In fact the three of them had known each other—been friends—for most of their lives. Reave because he had barely an ounce of guile and, as a youth, no real care for his own position with the clan. He hadn’t cared his friend was so different from the others, and continued to stand by Kern when the youth was made an outcast within the Gaud before reaching even his twelfth year. Already people had begun to whisper about the boy with “winter in his bones and the blood of wolves.”
Reave had been the first man to ever call Kern “Wolf-Eye” as one friend often nicknamed another. It stuck. But not always in the best sense.
As for Daol, it was friendship by association. Kern all but lived with Hydallan, Daol’s father, after his own mother died. Learning from the veteran hunter until Hydallan’s own son came of age and Kern was shuffled off by Clan Gaud to be one of the village foragers—a wood axe and basic trap-setting skills his only needs. But his only two friends in the entire village had never let him down, no matter what they personally thought.
“Half a league?” Kern asked, doubting. His frown weighed heavily, far more comfortable on his face than a smile had ever been.
“Smelled it a ways back,” Daol admitted with a slow smile. His gray eyes had a hawk’s look to them, hooded and calm. “Your wolf has a real nose. He’s already faded around behind us.”
Kern turned to look, knowing he would be unlikely to spot Frostpaw unless the animal was either hungry or maddened. Still, he’d gotten used to the dire wolf’s company. Even come to appreciate the infrequent sightings. They all had, as the animal dogged their tracks from Conall Valley, over the western Teeth and the Pass of Blood, and had even run down its fair share of Vanir.
Daol grabbed Kern’s arm and turned him nearly halfway around, then used the tip of his bow to point between a pair of leaf-budding apple trees. “Wait for him.”
There. A stealthy shadow passing between the trees, all strength and grace. Nothing like a timber dog, the dire wolf was a large brute, eight hands across the shoulders and nearly twelve-stone weight these days after a winter feasting on the trail of warm corpses left behind Kern’s ragged band. Silver-gray fur except for a dark band around the eyes, like a mask, and the white front forepaw that had given him his name. A rogue without a pack.
No. Not without a pack. Frostpaw had Kern and the others as much as any of them could claim each other.
The wolf dodged behind some bramble, and was lost.
“Still back there,” Kern said to no one in particular. Still amazed.
It had made more sense in the deprivation of the long winter. Where Kern’s small band traveled, they left behind a ready source of food for any scavenger. Also, at one point Kern had wrestled the animal—driven at him by hunger—to the ground, dominating the animal in a way that all wolves and most men understood. But with spring arrived at last, and the return of plentiful game . . .

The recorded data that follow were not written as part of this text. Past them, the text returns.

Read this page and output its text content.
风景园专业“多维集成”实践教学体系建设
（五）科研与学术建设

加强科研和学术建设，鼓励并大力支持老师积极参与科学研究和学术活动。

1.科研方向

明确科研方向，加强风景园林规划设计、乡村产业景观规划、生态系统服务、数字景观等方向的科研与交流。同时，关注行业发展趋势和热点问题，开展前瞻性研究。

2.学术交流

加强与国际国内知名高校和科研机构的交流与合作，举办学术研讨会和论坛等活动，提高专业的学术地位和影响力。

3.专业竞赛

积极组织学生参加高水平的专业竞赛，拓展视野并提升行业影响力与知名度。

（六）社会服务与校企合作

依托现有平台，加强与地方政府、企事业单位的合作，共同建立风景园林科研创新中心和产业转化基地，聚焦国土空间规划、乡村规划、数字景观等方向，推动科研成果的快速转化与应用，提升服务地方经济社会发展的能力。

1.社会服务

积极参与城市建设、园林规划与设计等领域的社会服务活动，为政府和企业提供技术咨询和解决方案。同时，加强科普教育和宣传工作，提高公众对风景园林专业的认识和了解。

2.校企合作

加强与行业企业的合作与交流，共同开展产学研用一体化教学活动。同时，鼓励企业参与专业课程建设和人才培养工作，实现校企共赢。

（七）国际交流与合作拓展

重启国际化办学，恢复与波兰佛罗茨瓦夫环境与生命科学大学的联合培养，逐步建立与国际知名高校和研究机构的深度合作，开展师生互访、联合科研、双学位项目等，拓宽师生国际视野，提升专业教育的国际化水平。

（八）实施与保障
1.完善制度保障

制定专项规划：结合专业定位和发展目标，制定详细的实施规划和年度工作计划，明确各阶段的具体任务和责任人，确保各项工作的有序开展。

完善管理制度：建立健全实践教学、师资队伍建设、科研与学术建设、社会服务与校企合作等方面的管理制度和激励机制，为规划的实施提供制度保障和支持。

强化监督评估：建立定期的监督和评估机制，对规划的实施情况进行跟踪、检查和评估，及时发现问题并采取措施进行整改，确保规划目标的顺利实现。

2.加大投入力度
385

He readjusted his bedroll sling, easing where the rope bit into his shoulder. “Why does he still follow?” he asked no one in particular.
Aodh marched along beneath the shade of some spreading red cedar, fingers pressed to his temples. For days on the march south he’d complained of severe headaches. He blamed them on the beating Ossian had handed him in the Breaknecks. An accusation Ossian shouldered with great pleasure. “Might as well ask that about any of us,” he groused.

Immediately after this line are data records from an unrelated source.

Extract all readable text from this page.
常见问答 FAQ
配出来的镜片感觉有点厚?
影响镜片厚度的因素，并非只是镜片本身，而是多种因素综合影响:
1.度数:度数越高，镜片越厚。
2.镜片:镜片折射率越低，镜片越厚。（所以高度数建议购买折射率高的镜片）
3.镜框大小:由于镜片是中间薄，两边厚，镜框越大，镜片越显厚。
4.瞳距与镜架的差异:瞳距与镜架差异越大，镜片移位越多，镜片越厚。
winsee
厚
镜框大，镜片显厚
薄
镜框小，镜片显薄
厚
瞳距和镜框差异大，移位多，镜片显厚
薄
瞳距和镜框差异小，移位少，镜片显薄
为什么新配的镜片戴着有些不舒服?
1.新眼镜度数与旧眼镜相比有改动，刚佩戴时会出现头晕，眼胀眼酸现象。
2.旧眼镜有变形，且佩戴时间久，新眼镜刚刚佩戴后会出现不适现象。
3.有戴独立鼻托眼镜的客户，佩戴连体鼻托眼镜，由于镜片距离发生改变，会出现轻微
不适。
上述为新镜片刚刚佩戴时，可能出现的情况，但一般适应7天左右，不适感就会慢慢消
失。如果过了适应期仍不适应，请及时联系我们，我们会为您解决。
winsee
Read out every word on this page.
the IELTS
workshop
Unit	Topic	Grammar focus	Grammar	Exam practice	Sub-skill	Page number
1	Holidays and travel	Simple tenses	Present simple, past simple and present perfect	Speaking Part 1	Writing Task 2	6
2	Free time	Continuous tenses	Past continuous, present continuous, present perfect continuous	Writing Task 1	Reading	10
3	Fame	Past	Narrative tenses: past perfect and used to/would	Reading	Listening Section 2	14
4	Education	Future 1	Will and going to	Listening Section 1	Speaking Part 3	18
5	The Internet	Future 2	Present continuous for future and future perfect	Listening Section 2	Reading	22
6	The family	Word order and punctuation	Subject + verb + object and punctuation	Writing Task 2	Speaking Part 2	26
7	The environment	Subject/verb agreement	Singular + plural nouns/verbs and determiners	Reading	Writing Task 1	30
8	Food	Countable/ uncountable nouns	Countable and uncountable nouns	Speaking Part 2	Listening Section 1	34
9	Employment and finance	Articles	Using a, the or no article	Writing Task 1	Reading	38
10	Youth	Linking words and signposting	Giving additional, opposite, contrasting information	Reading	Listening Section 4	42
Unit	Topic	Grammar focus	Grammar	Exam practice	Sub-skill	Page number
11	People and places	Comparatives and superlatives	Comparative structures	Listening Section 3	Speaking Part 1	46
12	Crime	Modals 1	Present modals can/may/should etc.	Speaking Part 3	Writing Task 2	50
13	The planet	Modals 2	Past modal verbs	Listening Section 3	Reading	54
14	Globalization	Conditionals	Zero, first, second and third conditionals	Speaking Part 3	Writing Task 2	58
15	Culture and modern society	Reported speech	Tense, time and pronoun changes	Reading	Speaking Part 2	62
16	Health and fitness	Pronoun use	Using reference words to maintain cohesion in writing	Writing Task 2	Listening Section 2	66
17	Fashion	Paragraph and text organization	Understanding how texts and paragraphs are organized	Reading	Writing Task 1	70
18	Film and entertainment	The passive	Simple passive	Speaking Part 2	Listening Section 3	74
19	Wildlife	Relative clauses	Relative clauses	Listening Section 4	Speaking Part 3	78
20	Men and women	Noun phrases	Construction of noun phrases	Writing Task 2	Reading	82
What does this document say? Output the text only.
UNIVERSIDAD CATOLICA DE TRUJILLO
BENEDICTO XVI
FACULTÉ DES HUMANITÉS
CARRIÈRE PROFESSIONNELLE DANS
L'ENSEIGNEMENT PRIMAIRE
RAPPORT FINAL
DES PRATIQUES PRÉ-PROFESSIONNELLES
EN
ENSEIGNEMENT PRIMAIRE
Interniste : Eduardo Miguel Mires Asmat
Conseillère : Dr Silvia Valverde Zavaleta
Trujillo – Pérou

Kern did not need to ask it of the other warriors. He knew, or suspected, what lay behind most reasons of the men and women who had turned outcast to follow him.

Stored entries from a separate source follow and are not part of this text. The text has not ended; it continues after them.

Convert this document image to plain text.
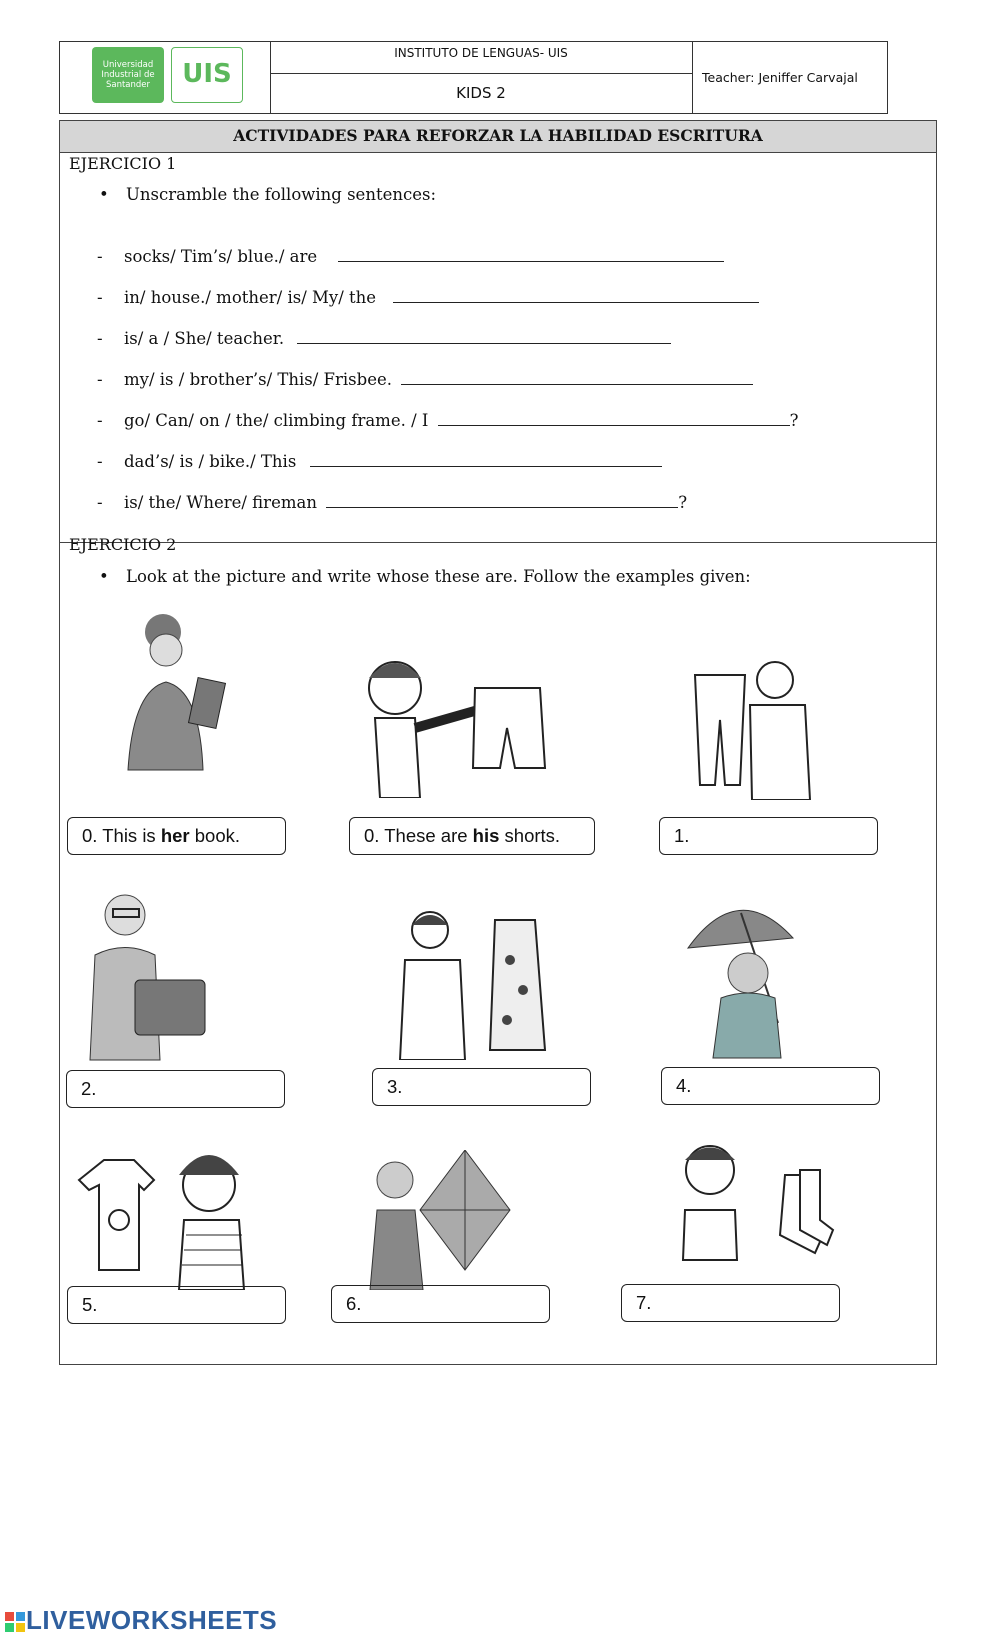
Universidad Industrial de Santander	UIS
INSTITUTO DE LENGUAS- UIS
KIDS 2
Teacher: Jeniffer Carvajal
ACTIVIDADES PARA REFORZAR LA HABILIDAD ESCRITURA
EJERCICIO 1
• Unscramble the following sentences:
- socks/ Tim’s/ blue./ are
- in/ house./ mother/ is/ My/ the
- is/ a / She/ teacher.
- my/ is / brother’s/ This/ Frisbee.
- go/ Can/ on / the/ climbing frame. / I	?
- dad’s/ is / bike./ This
- is/ the/ Where/ fireman	?
EJERCICIO 2
• Look at the picture and write whose these are. Follow the examples given:
0. This is her book.	0. These are his shorts.	1.
2.	3.	4.
5.	6.	7.

LIVEWORKSHEETS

And these five in particular?
Daol and Reave, beyond their friendship, also felt responsible for allowing Cul Chieftain to cast Kern out of the clan, abandoning him to the wilderness in the harsh depths of winter. That had happened on the journey to take the body of Burok Bear-Slayer to his final rest at the Field of the Chiefs. Burok had been a man Kern respected, and, he felt, one of the few in Gaud to show him any measure of respect in return. But Cul, seizing the chieftain’s role by traditional challenge, had never trusted Kern. Not his odd appearance or the strangeness that followed him.
His casting Kern away from the clan had come as no real surprise, and Kern himself had kept Reave in check, preventing the large man from coming to the outcast’s defense and ruining his own position with the clan. But both Reave and Daol had anguished over that decision.
Then the Vanir had attacked, killing several of Cul’s men and taking Daol as a slave. Also Maev, Burok’s daughter. Kern, having tracked the Vanir pack, helped run off the final attackers, then set himself to go after the captured kin. Refusing to abandon them, no matter his own standing within the clan.